"Ida," her father faltered, after they had reached the privacy of his room, "what does your telegram mean? What is important?"

"YOU are to me. O father, please, please forgive me," and she put her arms around his neck and burst into a passion of tears.

The bewildered man began to tremble. "Can it—can it be that my daughter has a heart?" he muttered.

"Yes, father, but it's broken because of my cruel treatment of you;
I now hope better days are coming for us all."

He held her away from him and looked into her face with a longing intensity that suggested a soul perishing for the lack of love and hope.

"Father, father, I can't bear that look. Oh, God forgive me, how
I have wronged you!" and she buried her face on his shoulder again.

"Ida," he said, slowly and pleadingly, "be very careful—be sure this is not a passing impulse, a mere remorseful twinge of conscience. I've been hoping for years—I would have prayed, if I dared to—for some token that I was not a burden to you and your mother. You seemed to love me some when you were little, but as you grew older you grew away from me. I've tried to forget that I had a heart. I've tried to become a beast because it was agony to be a man. why I have lived I scarcely know. I thought I had suffered all that I could suffer in this world, but I was mistaken. I left this place last Monday with the fear that my beautiful daughter was giving her love to a man even baser than I am, base and low from choice, base and corrupt in every fibre of his soul and body, and from that hour to this it has seemed as if I were ground between two millstones," and he shuddered as if smitten with an ague. "Ida," he concluded piteously, "I'm too weak, I'm too far gone to bear disappointment. This is more than an impulse, is it not?

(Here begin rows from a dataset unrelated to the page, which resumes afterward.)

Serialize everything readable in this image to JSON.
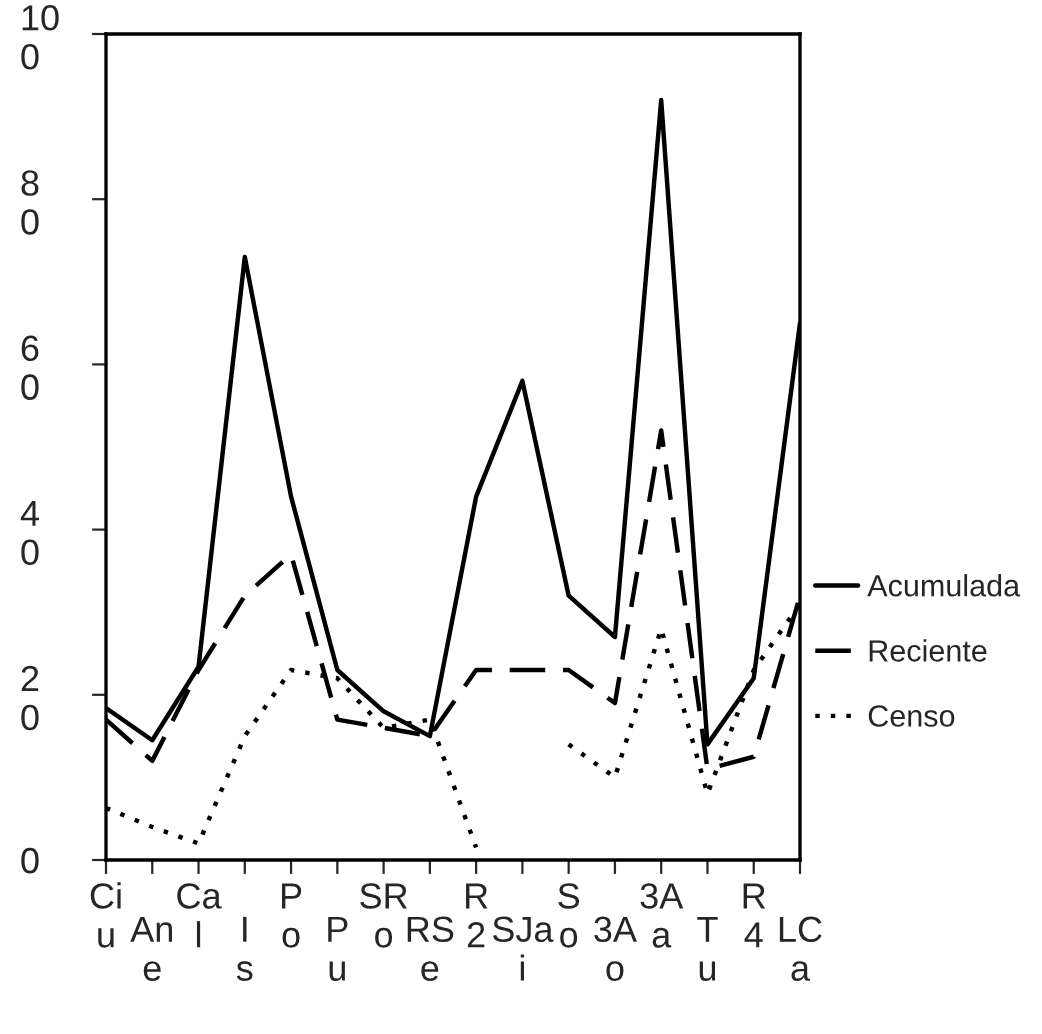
{
  "chart_data": {
    "type": "line",
    "categories": [
      "Ci\nu",
      "An\ne",
      "Ca\nl",
      "I\ns",
      "P\no",
      "P\nu",
      "SR\no",
      "RS\ne",
      "R\n2",
      "SJa\ni",
      "S\no",
      "3A\no",
      "3A\na",
      "T\nu",
      "R\n4",
      "LC\na"
    ],
    "series": [
      {
        "name": "Acumulada",
        "color": "#000000",
        "line_style": "solid",
        "values": [
          18.4,
          14.5,
          23.4,
          73,
          44,
          23,
          18,
          15,
          44,
          58,
          32,
          27,
          92,
          14,
          22,
          65
        ]
      },
      {
        "name": "Reciente",
        "color": "#000000",
        "line_style": "dashed",
        "values": [
          17,
          12,
          23,
          32,
          37,
          17,
          16,
          15,
          23,
          23,
          23,
          19,
          52,
          11,
          12.5,
          32
        ]
      },
      {
        "name": "Censo",
        "color": "#000000",
        "line_style": "dotted",
        "values": [
          6.3,
          4,
          2,
          15,
          23,
          22,
          16,
          17,
          1.5,
          null,
          14,
          10,
          28,
          8,
          23,
          31
        ]
      }
    ],
    "ylim": [
      0,
      100
    ],
    "yticks": [
      0,
      20,
      40,
      60,
      80,
      100
    ],
    "grid": false,
    "legend": "right",
    "marker": "none"
  }
}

You will not throw yourself away? Oh, Ida, my only child, if you could be in heart what you were in your face as you greeted me to-night, I could die content!"

For a few minutes the poor girl could only sob convulsively on his breast. At last she faltered brokenly:

"Yes, father—it is an impulse—an impulse from heaven; but I shall pray daily that it be not a passing one. I—I have lost confidence in myself, but with my Saviour's help, I will try to be a loving daughter to you and make your wishes first in everything."

"Great God!" he muttered, "can this be true?"